Trees are not the same in topology! P. sprentiae and P. terrae are in slightly different positions, as are several of the bh# strains. This is ok BUT indicates that we can either improve our taxon sampling (e.g. include more Paraburkholderia species other than the four we have here to better resolve their relationships) or perhaps even just use andi for the very closely related taxa it’s supposed to be best for.
17) Compare gene trees now:
# the tree I generated with IQ-TREE
iq.tree <-
read.tree("/home2/snoh/lab_07/OG0000084_mafft.faa.treefile")
# check and root this tree
plot(iq.tree)
nodelabels()
rooted.iq84 <- root.phylo(iq.tree, node=33, resolve.root=T)
plot(rooted.iq84, cex=0.75, label.offset=0.005)
# the gene tree from orthofinder
gene.tree <-
read.tree("/courses/bi278/Course_Materials/lab_07/orthofinder_1
8taxa/Gene_Trees/OG0000084_tree.txt")
# check and root this tree too
plot(gene.tree)
nodelabels()
rooted.or84 <- root.phylo(gene.tree, node=55, resolve.root=T)
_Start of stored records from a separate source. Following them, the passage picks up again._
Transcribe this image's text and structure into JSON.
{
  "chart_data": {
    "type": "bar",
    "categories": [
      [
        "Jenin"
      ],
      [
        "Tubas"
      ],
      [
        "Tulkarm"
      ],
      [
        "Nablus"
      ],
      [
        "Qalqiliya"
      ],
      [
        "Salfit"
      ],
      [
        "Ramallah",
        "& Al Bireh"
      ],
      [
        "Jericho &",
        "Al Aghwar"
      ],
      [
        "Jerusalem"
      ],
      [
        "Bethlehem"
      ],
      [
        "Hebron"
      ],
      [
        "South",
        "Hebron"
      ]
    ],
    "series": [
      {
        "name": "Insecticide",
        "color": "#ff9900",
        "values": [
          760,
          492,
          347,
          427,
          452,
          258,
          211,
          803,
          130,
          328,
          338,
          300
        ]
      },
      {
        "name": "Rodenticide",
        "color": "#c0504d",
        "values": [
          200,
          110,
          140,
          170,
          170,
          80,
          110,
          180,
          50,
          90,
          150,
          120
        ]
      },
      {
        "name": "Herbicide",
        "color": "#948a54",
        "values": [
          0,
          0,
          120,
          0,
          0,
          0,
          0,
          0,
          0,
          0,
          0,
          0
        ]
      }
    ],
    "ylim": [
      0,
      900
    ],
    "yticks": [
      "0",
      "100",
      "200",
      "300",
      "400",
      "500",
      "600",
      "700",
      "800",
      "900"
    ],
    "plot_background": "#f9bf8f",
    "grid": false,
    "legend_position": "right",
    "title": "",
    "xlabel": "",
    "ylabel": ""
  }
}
plot(rooted.or84, cex=0.75, label.offset=0.005)
# rotate and compare
rotate.iq84 <- rotateConstr(rooted.iq84, rooted.or84$tip.label)
all.equal(rooted.or84, rooted.iq84, use.edge.length=FALSE)
cophyloplot(rooted.or84, rotate.iq84)

These trees are not the same either! They're similar BUT we can see some interesting patterns. For example, PAGRI genes are from Paraburkholderia agricolaris strain Ba159 and there were 4 copies of this gene in the same genome (Figure 1).

There appear to be 2 copies that may be more distantly related to the ingroup than expected (PAGRI_06485 and PAGRI_07147). This is weird/not normal! NOTE: The other two copies are grouping together with other Paraburkholderia species like in the species tree. This seems to be the result of an old gene duplication event that affected both Burkholderia and Paraburkholderia. This is more of what we expected to see.
18) Save figures you created directly but also save cleaned up species trees as text files in case you want to use it in the future.
write.tree(rooted.andi, file="PATH/andi_cleaned.tre")
write.tree(rotate.ortho, file="PATH/ortho_cleaned.tre")
DON'T FORGET to save Rscript so you can come back to it & use elements from it in the future!